Stephen Douglas created the Kansas-Nebraska Act in 1854. He believed in "Popular" Sovereignty, and hoped that the Northern settlers would go into Nebraska, and the Southern ones into Kansas. It did not work that way. Bungling by the Pierce Administration led to the recognition of a pro-Southern government, and it led to bloodshed.

One leader was James Lane. A very unscrupulous and an ambitious fellow, Lane did not mind extreme violence to force out the pro-Southern settlers. In 1861 Kansas entered the Union. Lane became it's first Senator.

But he caused anti-abolitionist reprisals. The seeds of the sack of Lawrence by William Quantrell are due to the reaction to similar actions by Lane and others.

Things did not work out for Jim Lane. He was in Washington throughout the Civil War. With the intense guerrilla warfare in Missouri and Kansas, Lane expected his help would be sought. Lincoln and Stanton had his measure as a selfish politico who used people and left them to pay for his problems. When Quantrell hit Lawrence, and massacred about 200 - 300 men and boys, he knew Lane was at his home in the town. Lane somehow knew he was targeted, and hid in a nearby wheat field while his neighbors were murdered.

The war ended, and Lincoln was murdered. Lane thought he would have a better chance with Lincoln's successor Andy Johnson. For awhile this worked. Then, in July 1865 Anna Surratt came to the White House to see Johnson about getting him to reduce her mother's death sentence as one of the Lincoln Conspirators. Johnson was upstairs at the White House. On the staircase were Lane and Preston King. Lane and King took it upon themselves to block Anna from seeing Johnson. As a result, Mary Surratt hanged. This did not sit well with the public, and Johnson got criticized.

In November 1865 King jumped off a ferry boat in the Hudson River with a bag of shot around his neck and drowned.

The following July Lane was back in Kansas. His health was poor. His political foes began questioning some financial irregularities. Johnson was not friendly because of Surratt. The Radical Republican in the Senate and Congress looked at him as a turncoat. And his neighbors recalled him hiding one night in a wheat field while their male kin were slaughtered.

He put a gun to his head and fired - it took a week for him to die.

Samuel Pomeroy was the other Senator from Kansas and pushed the nomination of a young newspaper editor named Edmund Ross to fill out Lane's term. He was also elected to one of his own . The future looked rather bright for Ross, who was a committed Radical Republican.

Johnson had opposed a law called the Tenure of Office Act, which made it mandatory for a President who had succeeded to the office to get permission from Congress to remove a Cabinet official put in by his predecessor. Johnson felt this violated the division of powers in the Federal Government. He tried to remove Secretary of War Edwin Stanton because the latter was working with Johnson's enemies.

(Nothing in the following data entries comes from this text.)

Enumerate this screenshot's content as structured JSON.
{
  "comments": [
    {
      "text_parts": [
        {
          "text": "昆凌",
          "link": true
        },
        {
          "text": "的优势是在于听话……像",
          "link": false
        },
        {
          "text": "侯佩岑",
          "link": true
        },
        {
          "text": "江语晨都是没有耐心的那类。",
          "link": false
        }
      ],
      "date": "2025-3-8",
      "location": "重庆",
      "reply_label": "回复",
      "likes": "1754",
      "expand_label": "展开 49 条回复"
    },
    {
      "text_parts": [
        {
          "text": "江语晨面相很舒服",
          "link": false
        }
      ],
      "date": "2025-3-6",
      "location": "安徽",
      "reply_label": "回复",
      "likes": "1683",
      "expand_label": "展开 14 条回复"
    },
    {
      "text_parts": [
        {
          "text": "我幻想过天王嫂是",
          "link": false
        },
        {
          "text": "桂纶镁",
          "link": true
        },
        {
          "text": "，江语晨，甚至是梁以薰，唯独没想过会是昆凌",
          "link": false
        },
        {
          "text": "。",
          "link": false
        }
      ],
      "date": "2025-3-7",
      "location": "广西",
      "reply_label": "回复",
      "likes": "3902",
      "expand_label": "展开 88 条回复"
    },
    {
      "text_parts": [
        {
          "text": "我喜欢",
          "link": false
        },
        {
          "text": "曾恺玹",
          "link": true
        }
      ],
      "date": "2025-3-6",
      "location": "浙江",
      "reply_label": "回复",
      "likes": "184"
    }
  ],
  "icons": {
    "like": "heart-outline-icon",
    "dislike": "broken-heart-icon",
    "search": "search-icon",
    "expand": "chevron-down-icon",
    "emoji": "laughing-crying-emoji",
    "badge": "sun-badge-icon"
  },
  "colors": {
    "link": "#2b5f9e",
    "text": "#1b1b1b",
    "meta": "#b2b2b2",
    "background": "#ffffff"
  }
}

Committees in both houses formed to remove Johnson. The one in the House of Representatives was overwhelmingly ready for it, impeaching the President (thus earning Johnson his place in history as the first impeached President). The Senate had problems: Six Republican Senators were opposed to removing Johnson, and thus wrecking the Federal balance of power. Ross was apparently not committed one way or another.

The story of this dilemma is followed in a chapter in PROFILES IN COURAGE, and dramatized in this episode with Bradford Dillman as Ross. I can't recall much of the acting, except to show how Radicals like Thaddeus Stevens of Pennsylvania used every pressure to force Ross to vote for conviction, for it literally got to only one vote between convicting or acquitting the President. Ross held against conviction. After his term in office ended he never held another elected office. He was later appointed Governor of New Mexico.

Kennedy suggests it was the bravest political sacrifice in our history, only pointing out that it is shared by the other six senators. None, Kennedy told us, were reelected to the Senate. Actually two died shortly afterward (one was already dying at the time of the vote). The remaining five never held elected offices again, although John Henderson became a prominent American legal talent (appearing in several cases against corrupt officials such as the Whisky Ring). Again, the issue is how much real damage was done by the political courage. Ross certainly was a casualty, but was he such a loss.

There were some comments by Johnson later that Ross seemed to come back after the trial ended expecting all kinds of government appointments for his friends. Also, if Ross was that hot, wouldn't he have re-arisen on his own? Future Senator and Secretarys of the Treasury and of State John Sherman wrote an interesting book of memoirs. He had considered voting to save Johnson, but thought the man was such a waste as President that he could not see throwing away his career to save him. Sherman certainly had a decent career. Maybe Ross should have thought again?